Fair Outcomes, Inc. focuses on three methods of dispute resolution using its proprietary systems:
- Fair Buy-Sell: This patent-pending system is used by joint owners of property-such as business partners, shareholders, and married couples-who wish to bring their joint ownership to an end on terms that are mutually acceptable and legally enforceable.
- Fair Proposals: This patent-pending system is employed in matters in which one party is seeking money or other concessions from another party, such as in a lawsuit, and allows each party to propose a resolution that it deems fair in a manner that is credible but non-prejudicial.
- Fair Division: The patented “Adjusted Winner” system seeks to divide up multiple items of property or resolve multiple issues in disputes. Adjusted Winner, described in Brams’ co-authored The Win-Win Solution: Guaranteeing Fair Shares to Everybody (W.W. Norton), has been applied to conflicts ranging from divorce to international border disputes.
More on Fair Division
In cases in which two parties must divide up multiple items or resolve multiple issues, Adjusted Winner enables them to do so in a fair and efficient manner. It embodies a bidding process that guarantees each party at least 1/2 of what that party considers to be the total value of all of the items or issues in question-and usually allows each party to receive between 2/3 and 3/4 of that value-facilitating a win-win outcome.
Traditionally, fair division of property has used the “you cut, I choose” method. As with a birthday cake divided between two people, one person cuts the cake while the other chooses the piece he or she prefers. However, “cut-and-choose” lacks equitability-that is, the subjective value that the two people place on the pieces they get may not be the same. For example, suppose one-half of the cake is frosted with vanilla icing and the other with chocolate icing, and suppose the cutter values chocolate icing twice as much as vanilla. It is possible that the cutter’s valuation of the piece she gets will be less than the chooser’s valuation of the piece he gets, making the division inequitable.
Brams, Michael Jones of Montclair State University, and Christian Klamler of Austria’s University of Graz developed two methods to make such divisions equitable: the Surplus Procedure (SP) and the Equitability Procedure (EP). Their work was originally described in the December 2006 issue of the Notices of the American Mathematical Society.

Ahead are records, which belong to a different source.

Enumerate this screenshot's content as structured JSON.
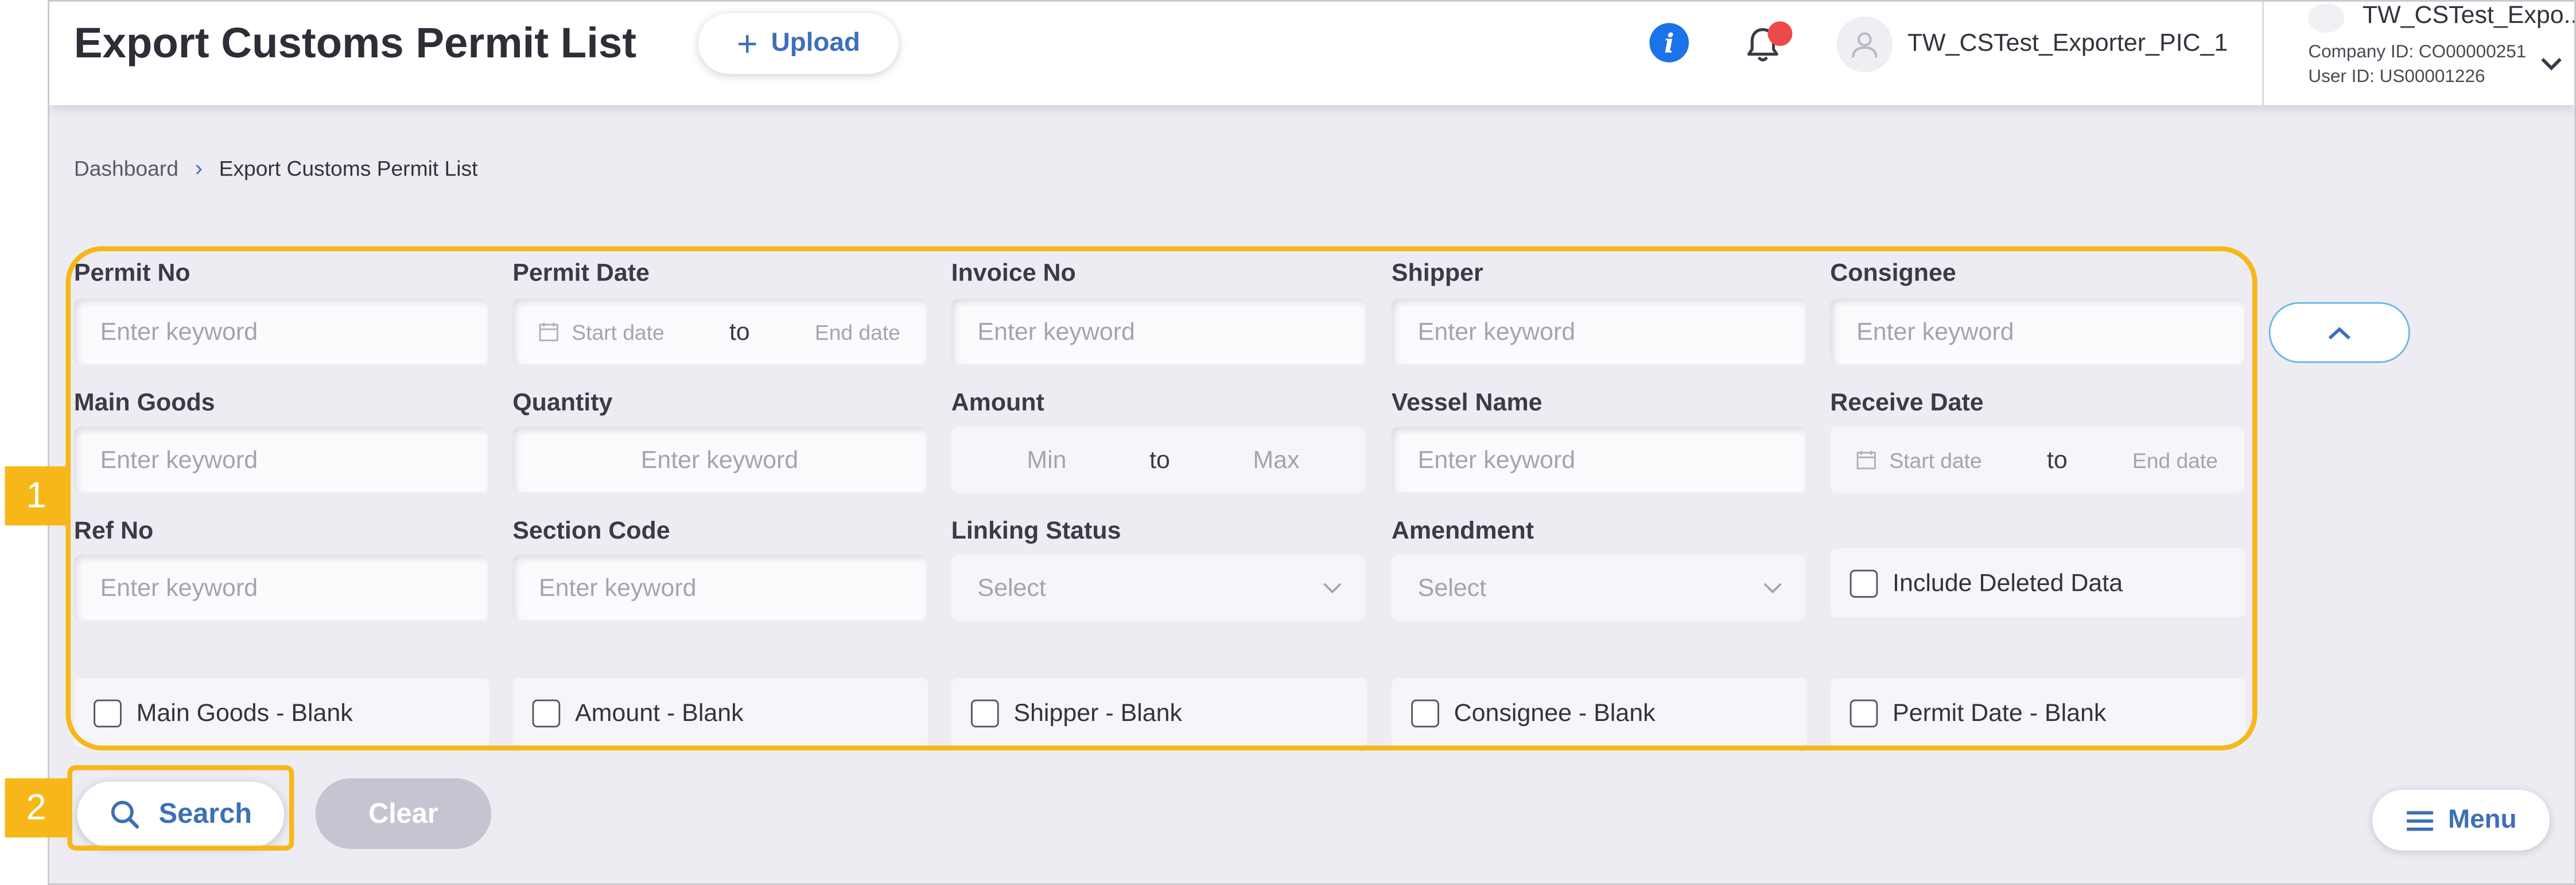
{
  "header": {
    "title": "Export Customs Permit List",
    "upload_label": "Upload",
    "user_name": "TW_CSTest_Exporter_PIC_1",
    "company_name": "TW_CSTest_Expo...",
    "company_id": "Company ID: CO00000251",
    "user_id": "User ID: US00001226"
  },
  "breadcrumb": {
    "home": "Dashboard",
    "current": "Export Customs Permit List"
  },
  "filters": {
    "permit_no": {
      "label": "Permit No",
      "placeholder": "Enter keyword"
    },
    "permit_date": {
      "label": "Permit Date",
      "start": "Start date",
      "to": "to",
      "end": "End date"
    },
    "invoice_no": {
      "label": "Invoice No",
      "placeholder": "Enter keyword"
    },
    "shipper": {
      "label": "Shipper",
      "placeholder": "Enter keyword"
    },
    "consignee": {
      "label": "Consignee",
      "placeholder": "Enter keyword"
    },
    "main_goods": {
      "label": "Main Goods",
      "placeholder": "Enter keyword"
    },
    "quantity": {
      "label": "Quantity",
      "placeholder": "Enter keyword"
    },
    "amount": {
      "label": "Amount",
      "min": "Min",
      "to": "to",
      "max": "Max"
    },
    "vessel_name": {
      "label": "Vessel Name",
      "placeholder": "Enter keyword"
    },
    "receive_date": {
      "label": "Receive Date",
      "start": "Start date",
      "to": "to",
      "end": "End date"
    },
    "ref_no": {
      "label": "Ref No",
      "placeholder": "Enter keyword"
    },
    "section_code": {
      "label": "Section Code",
      "placeholder": "Enter keyword"
    },
    "linking_status": {
      "label": "Linking Status",
      "value": "Select"
    },
    "amendment": {
      "label": "Amendment",
      "value": "Select"
    },
    "include_deleted": "Include Deleted Data",
    "blank_checks": [
      "Main Goods - Blank",
      "Amount - Blank",
      "Shipper - Blank",
      "Consignee - Blank",
      "Permit Date - Blank"
    ]
  },
  "actions": {
    "search": "Search",
    "clear": "Clear",
    "menu": "Menu"
  },
  "annotations": {
    "one": "1",
    "two": "2"
  },
  "colors": {
    "accent": "#3e6fb8",
    "annotation": "#f7b718",
    "info": "#1a73e8",
    "badge": "#ec4a4a"
  }
}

Using SP, a mathematical algorithm, two parties can divide property in a way that leaves each with a 50 percent share plus some part of the surplus that remains. The algorithm takes into account which features of a commodity are valued most by each party. For a division among three or more parties, the EP method gives all parties more-than proportional shares. Both SP and EP are “strategy-proof”: the players cannot assuredly manipulate these procedures to their advantage. Brams and his co-authors offer division of land as an example of how their algorithm works. For example, land bordering water might be more valuable to one party, while land bordering a forest might be more valuable to another. The SP method shows how to divide the land in such a way that the both parties receive approximately the same value from the parcels of land they get.